Blog Sonntag: Regional Decision-Making Needed On Transportation
State Auditor Brian Sonntag – whose office recently issued a performance audit of state and regional transportation management – is now urging the legislature to take stock after defeat of the big roads and transit ballot measure, Proposition 1. In a Tacoma News Tribune op-ed, Sonntag urges lawmakers to ensure the state re-establish congestion relief as a top transportation priority; and implement coordinated regional decision-making on transportation in Puget Sound. Sonntag writes:
Clearly, Proposition 1 was not what the public wanted. The first step in moving forward should be to ask citizens about their needs and what they are willing to support……the recent performance audit on traffic congestion in the region should serve as a good starting point for any discussions…..We learned from our extensive citizen outreach that congestion clearly is the primary focus of the public.
…The audit recommends a single agency to oversee transportation planning in the region. It identifies 128 public entities with responsibilities for transportation planning and spending in Puget Sound. This complex mix of agencies is awkward at best. Quite understandably, their interests are narrowly focused. At the same time, congestion knows no boundaries. One organization needs to coordinate the myriad of transportation planning activities and be positioned to decide what is best for the Puget Sound region. Planning for public transit and new lane capacity must be done together instead of independently.
That’s one reason that while Cascadia Center supports the King County Council’s recent and somewhat controversial move to levy a small property tax increase to help fund several passenger-only ferry routes, we also recommended in our written testimony to the council that a regional interlocal agreement be executed. It would stress pooled resources among different regional foot ferry stakeholders; route coordination; private sector partnerships; and next-generation, low-wake, high-speed foot ferries. The same principle of greater coordination and cooperation applies to the broader roads and transit choices facing the Puget Sound region.
In Cascadia Center’s Transportation Action Plan for Puget Sound, we take up tolling, funding partnerships with public employee and labor union pension funds, and more – including regional decision-making on transportation in Western Washington. On that topic, Cascadia recommends in its plan that……

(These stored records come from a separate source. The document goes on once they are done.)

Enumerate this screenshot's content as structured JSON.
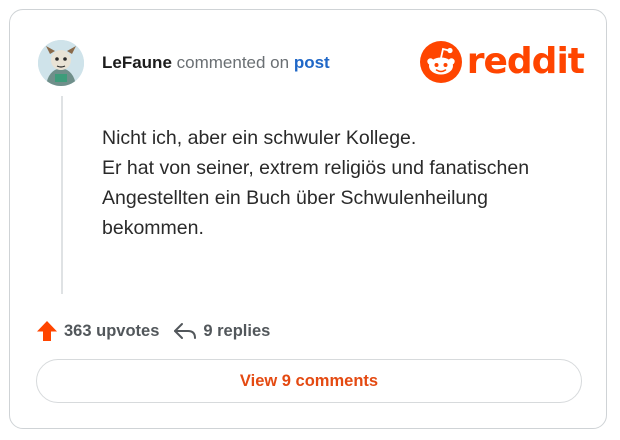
{
  "comment": {
    "author": "LeFaune",
    "action": "commented on",
    "target": "post",
    "lines": [
      "Nicht ich, aber ein schwuler Kollege.",
      "Er hat von seiner, extrem religiös und fanatischen",
      "Angestellten ein Buch über Schwulenheilung",
      "bekommen."
    ]
  },
  "brand": {
    "logo_text": "reddit",
    "icon": "reddit-snoo-icon",
    "color": "#ff4500"
  },
  "stats": {
    "upvotes": "363 upvotes",
    "upvote_icon": "upvote-arrow-icon",
    "upvote_color": "#ff4500",
    "replies": "9 replies",
    "reply_icon": "reply-arrow-icon"
  },
  "button": {
    "label": "View 9 comments"
  }
}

A regional transportation board of directors should:
1) Consolidate current regional transportation agencies;
2) Consist of elected and appointed members;
3) Include an advisory council;
4) Propose transportation projects and funding voters will approve
5) Maintain oversight and accountability on current projects, while continuing to plan for the future.
County borders are increasingly irrelevant. Alter (state) statutes to establish regional transportation decision-making bodies for Central Puget Sound (King, Pierce, Snohomish, Kitsap, Thurston), North Puget Sound (Snohomish, Skagit, Whatcom, Island, San Juan), and Southwest Washington – for the purpose of multi-county transportation project planning and funding. Snohomish could be part of two different regional groups, if it so chooses.
The three regional transportation decision-making bodies would be tasked to coordinate and pool resources with WSDOT for these programs: I-5 enhancements (including cross-Columbia River bridge), freight and passenger rail improvements (coordinated with British Columbia and Oregon), multi-county and special needs transit, and corridor-based technology improvements (i.e. truck parking, diesel emission reduction and alternative fuel/plug-in stations at I-5 highway rest areas).
There should be little lingering doubt about the need for bold steps to fund and manage Puget Sound transportation. Witness the current funding and decision-making stalemates on urgent safety replacements for the State Route 520 floating bridge, and the Alaskan Way Viaduct on State Route 99. Look also at the lack of funding for vital safety improvements to U.S Route 2 in Snohomish County, the crumbling South Park Bridge in Seattle and the Murray Morgan Bridge in Tacoma.
Any new regional transportation ballot measure must start to get the transit part right (preferred modes is a whole ‘nother conversation) and focus on completing key road and bridge projects to improve safety and reduce congestion. Knowing that there will be future spending needs beyond any next ballot measure, a long-term financial plan must be produced at the same time, so there’s a road map that wary voters can see.
This means that regional tolling – and specifically, congestion pricing – plus innovative financial partnerships with pension fund investors will be essential.
What entity can really pull all the big pieces together, other than a regional transportation board?